The fabric of England’s ancient cathedrals has always been at the mercy of history. These precious buildings each have a fascinating story to tell of rise and glory, wars and destruction, beautification and iconoclasm, decay and restoration. The First World War Centenary Cathedral Repairs Fund is now playing its own very important part in this history.
St Albans Cathedral (the Abbey church became a cathedral in 1877), built on the site of the execution of Britain’s first Christian martyr, Alban, in about 300 AD, reflects the tastes, conceits and scars of seventeen hundred years of continuous Christian history. Rising on the side of the hill, visible from miles around, but strangely invisible from the centre of the town, St Albans Cathedral is an eclectic mix of architecture. The intact Norman tower, nave and transepts were built by Paul of Caen (cousin of William the Conqueror) in the eleventh century using recycled Roman bricks from the, by then, derelict ghetto of the former Roman city of Verulamium. Pillars from the early Anglo Saxon church were also reused. As St Albans prospered to become one of medieval England’s premier abbeys, so rich and ambitious abbots extended the nave and added gothic chapels, wall paintings, saints’ shrines and a Lady Chapel. But decay followed: the Wars of the Roses were fought on its steps; Henry VIII’s marital difficulties led to the dissolution of the monastery; saints went out of fashion and their relics and shrines were damaged, destroyed or stolen; anything left was used for target practice when Roundhead troops rampaged through the church during the English Civil war – the holes made by their bullets are still visible in the nave screen.

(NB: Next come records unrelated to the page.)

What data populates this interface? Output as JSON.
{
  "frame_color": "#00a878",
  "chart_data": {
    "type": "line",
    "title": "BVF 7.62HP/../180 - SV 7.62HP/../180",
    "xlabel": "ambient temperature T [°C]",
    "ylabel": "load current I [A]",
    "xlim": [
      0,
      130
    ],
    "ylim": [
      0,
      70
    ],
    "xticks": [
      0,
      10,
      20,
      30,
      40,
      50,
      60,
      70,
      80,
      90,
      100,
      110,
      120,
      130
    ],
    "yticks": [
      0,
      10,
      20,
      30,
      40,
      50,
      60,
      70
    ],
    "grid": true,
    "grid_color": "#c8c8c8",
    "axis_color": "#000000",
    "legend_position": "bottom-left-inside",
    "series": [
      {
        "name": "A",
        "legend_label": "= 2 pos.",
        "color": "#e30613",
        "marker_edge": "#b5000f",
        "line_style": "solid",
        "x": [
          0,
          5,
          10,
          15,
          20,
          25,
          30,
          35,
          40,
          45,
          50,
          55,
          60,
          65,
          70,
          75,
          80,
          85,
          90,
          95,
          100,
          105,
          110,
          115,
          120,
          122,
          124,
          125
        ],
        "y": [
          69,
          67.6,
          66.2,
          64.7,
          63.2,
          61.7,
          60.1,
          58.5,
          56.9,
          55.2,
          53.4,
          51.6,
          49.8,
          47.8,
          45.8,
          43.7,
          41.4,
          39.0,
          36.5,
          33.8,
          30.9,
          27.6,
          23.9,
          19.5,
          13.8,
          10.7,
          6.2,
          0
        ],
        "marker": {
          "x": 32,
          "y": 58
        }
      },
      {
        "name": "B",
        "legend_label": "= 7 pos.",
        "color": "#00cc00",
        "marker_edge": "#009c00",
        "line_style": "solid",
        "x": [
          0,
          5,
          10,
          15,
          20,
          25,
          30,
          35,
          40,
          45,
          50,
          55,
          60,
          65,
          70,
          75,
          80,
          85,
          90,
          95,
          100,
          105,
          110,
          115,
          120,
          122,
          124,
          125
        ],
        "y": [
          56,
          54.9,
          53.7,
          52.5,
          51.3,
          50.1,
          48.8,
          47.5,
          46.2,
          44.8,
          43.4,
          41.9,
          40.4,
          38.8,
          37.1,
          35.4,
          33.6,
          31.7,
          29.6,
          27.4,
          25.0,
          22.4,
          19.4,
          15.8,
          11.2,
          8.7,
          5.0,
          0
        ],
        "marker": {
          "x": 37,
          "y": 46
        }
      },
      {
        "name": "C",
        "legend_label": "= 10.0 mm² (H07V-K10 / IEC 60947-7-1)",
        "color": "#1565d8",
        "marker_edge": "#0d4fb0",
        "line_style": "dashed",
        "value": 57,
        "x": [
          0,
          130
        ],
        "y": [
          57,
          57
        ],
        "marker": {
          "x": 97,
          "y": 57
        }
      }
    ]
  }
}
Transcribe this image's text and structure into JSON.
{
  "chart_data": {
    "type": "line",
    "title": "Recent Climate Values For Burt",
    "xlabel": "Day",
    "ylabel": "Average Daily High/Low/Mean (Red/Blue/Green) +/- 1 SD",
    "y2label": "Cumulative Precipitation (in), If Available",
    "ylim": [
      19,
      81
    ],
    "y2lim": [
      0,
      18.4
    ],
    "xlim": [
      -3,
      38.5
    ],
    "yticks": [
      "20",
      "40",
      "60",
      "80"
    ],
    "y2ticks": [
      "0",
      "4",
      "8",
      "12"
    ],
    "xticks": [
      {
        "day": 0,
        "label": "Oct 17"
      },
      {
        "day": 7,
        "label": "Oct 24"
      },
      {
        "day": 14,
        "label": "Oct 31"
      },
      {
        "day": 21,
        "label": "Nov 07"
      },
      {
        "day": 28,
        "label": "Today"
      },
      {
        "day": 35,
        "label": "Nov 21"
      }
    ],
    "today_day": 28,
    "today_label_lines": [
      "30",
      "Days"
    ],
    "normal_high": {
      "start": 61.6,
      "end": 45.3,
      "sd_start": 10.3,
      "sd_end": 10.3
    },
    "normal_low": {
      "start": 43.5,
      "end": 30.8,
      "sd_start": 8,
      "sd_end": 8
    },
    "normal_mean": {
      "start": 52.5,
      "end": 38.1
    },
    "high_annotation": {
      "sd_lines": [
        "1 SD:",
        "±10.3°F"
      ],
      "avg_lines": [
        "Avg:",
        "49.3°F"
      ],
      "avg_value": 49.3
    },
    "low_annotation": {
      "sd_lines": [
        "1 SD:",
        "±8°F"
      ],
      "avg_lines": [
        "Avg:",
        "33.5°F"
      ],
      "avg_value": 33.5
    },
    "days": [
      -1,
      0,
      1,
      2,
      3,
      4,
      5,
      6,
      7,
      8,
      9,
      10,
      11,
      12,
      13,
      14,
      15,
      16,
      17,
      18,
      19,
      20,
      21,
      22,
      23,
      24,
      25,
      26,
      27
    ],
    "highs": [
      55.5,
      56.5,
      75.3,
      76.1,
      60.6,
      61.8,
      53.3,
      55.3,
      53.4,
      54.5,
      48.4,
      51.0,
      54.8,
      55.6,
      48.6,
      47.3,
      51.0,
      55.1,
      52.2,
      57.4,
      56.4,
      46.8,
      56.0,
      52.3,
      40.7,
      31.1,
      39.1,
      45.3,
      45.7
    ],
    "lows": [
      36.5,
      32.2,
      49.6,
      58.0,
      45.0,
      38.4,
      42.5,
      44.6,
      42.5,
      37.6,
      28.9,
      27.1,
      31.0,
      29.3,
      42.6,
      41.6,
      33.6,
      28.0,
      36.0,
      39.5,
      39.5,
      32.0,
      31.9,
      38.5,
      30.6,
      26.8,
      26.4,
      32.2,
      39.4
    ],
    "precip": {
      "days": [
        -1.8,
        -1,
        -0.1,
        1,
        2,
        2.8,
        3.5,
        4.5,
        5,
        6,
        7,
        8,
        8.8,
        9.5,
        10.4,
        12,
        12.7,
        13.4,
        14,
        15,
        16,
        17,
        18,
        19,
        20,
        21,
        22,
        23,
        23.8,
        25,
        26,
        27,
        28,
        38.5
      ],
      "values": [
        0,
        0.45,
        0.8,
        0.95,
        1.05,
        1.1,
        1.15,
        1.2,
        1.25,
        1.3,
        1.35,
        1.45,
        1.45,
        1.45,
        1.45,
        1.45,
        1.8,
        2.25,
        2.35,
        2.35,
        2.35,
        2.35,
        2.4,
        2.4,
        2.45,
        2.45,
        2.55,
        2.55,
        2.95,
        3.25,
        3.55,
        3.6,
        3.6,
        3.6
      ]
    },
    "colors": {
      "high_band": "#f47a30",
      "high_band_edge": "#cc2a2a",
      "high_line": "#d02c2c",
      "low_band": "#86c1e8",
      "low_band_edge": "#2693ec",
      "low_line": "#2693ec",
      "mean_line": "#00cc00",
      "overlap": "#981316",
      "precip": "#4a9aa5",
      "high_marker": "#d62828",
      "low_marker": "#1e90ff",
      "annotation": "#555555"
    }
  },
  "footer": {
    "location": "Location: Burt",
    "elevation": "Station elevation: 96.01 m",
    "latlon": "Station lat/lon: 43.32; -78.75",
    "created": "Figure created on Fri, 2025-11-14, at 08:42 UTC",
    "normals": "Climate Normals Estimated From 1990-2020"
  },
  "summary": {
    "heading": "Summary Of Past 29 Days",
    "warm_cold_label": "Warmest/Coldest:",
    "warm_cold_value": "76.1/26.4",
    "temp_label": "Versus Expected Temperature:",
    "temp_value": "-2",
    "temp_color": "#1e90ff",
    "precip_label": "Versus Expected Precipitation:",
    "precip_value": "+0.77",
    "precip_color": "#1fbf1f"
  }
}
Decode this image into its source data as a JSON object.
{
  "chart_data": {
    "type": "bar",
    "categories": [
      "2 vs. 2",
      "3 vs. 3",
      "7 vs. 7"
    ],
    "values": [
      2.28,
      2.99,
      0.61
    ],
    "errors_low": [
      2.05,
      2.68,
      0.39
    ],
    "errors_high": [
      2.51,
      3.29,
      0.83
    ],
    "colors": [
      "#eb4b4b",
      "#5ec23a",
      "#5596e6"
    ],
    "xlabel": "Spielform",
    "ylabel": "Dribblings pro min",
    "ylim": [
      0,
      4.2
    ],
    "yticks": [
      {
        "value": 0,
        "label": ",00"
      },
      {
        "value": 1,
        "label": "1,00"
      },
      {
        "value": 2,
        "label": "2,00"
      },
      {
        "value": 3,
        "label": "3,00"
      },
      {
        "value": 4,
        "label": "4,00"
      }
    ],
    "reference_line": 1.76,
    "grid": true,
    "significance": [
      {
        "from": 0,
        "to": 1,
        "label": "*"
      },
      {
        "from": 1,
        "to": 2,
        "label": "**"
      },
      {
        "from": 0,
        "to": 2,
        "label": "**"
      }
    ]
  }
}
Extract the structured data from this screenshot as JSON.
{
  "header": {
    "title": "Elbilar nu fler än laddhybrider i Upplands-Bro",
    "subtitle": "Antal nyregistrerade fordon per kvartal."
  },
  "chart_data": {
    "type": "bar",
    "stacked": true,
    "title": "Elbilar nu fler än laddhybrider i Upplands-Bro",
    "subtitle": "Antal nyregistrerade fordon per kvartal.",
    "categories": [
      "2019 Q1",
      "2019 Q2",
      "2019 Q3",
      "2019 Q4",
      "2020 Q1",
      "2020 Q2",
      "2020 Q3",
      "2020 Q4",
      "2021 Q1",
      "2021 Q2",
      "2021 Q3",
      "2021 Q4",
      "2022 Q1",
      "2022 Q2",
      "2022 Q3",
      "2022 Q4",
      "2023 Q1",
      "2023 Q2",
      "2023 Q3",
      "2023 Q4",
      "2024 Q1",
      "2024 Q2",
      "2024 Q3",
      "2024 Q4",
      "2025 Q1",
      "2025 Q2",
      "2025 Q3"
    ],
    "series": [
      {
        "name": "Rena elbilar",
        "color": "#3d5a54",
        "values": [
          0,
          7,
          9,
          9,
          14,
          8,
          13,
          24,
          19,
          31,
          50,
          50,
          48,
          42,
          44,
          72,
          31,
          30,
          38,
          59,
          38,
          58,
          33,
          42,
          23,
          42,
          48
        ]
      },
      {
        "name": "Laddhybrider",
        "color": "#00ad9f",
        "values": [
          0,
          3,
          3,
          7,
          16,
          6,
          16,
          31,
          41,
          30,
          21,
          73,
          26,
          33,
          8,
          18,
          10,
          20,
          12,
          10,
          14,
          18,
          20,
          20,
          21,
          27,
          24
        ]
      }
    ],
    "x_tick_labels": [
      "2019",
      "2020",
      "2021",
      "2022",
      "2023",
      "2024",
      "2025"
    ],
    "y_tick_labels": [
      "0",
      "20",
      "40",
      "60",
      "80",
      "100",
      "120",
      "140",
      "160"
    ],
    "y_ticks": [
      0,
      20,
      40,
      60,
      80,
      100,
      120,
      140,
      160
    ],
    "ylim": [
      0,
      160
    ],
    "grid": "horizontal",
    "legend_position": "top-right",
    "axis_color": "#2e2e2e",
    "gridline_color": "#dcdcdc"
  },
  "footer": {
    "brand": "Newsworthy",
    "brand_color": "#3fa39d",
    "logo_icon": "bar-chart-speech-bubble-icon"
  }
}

The Abbey Church was saved by the townspeople who bought it from the Crown in 1553 for £400 and made it their parish church. But the wealthy abbots had gone and their assets were no longer available to keep the Abbey Church in good repair. By the mid-nineteenth century the great church was in a parlous state and the nave no longer useable. Sir George Gilbert Scott was appointed architect in 1856 and worked on restoration of the church until his death. Funds were still short until the controversial Edmund Beckett Denison (later Lord Grimthorpe) appeared and agreed to pay for the work himself, provided that his own designs were used. To some he was a hero who saved the church from further decline, but certainly “to grimthorpe” a building is now adopted in architectural jargon and means “to remodel (an ancient building) without proper knowledge or care to retain its original quality and character”.
Since Lord Grimthorpe, much greater oversight has, rightly, been placed on the care of cathedrals and every five years each cathedral commissions a detailed review of the state of its fabric together with a costed plan for repair and restoration. The cost runs into many millions of pounds. St Albans Cathedral does not charge an entrance fee and, like every other cathedral is constantly seeking novel ways to raise funds to cover at least the very top priority repairs. But this is not straight forward and it is often much easier to raise funds for an embellishment than for maintenance and repair.
The Government’s Cathedral Repair Fund has made an incredible difference. At St Albans, we received an award from the first tranche to repair and clean the stonework in the magnificent West Porches and to clean the Sir Ninian Comper WW1 memorial window above them – a high priority in our Quinquennial Review and it has given the Cathedral an entrance fitting for services to commemorate the Great War. Last week we heard we had been awarded a second grant, this time to repair stonework and rain damage at the east and south sides of the building – much needed work and another Quinquennial priority.
Whatever your religion or none, England’s Cathedrals are national heritage treasures and each generation has a responsibility of stewardship to leave them in as good a state as we can for future generations to enjoy. The Cathedral’s Repair Fund is making a major contribution to this task. The Dean and Chapter and the community of St Albans Cathedral are hugely grateful.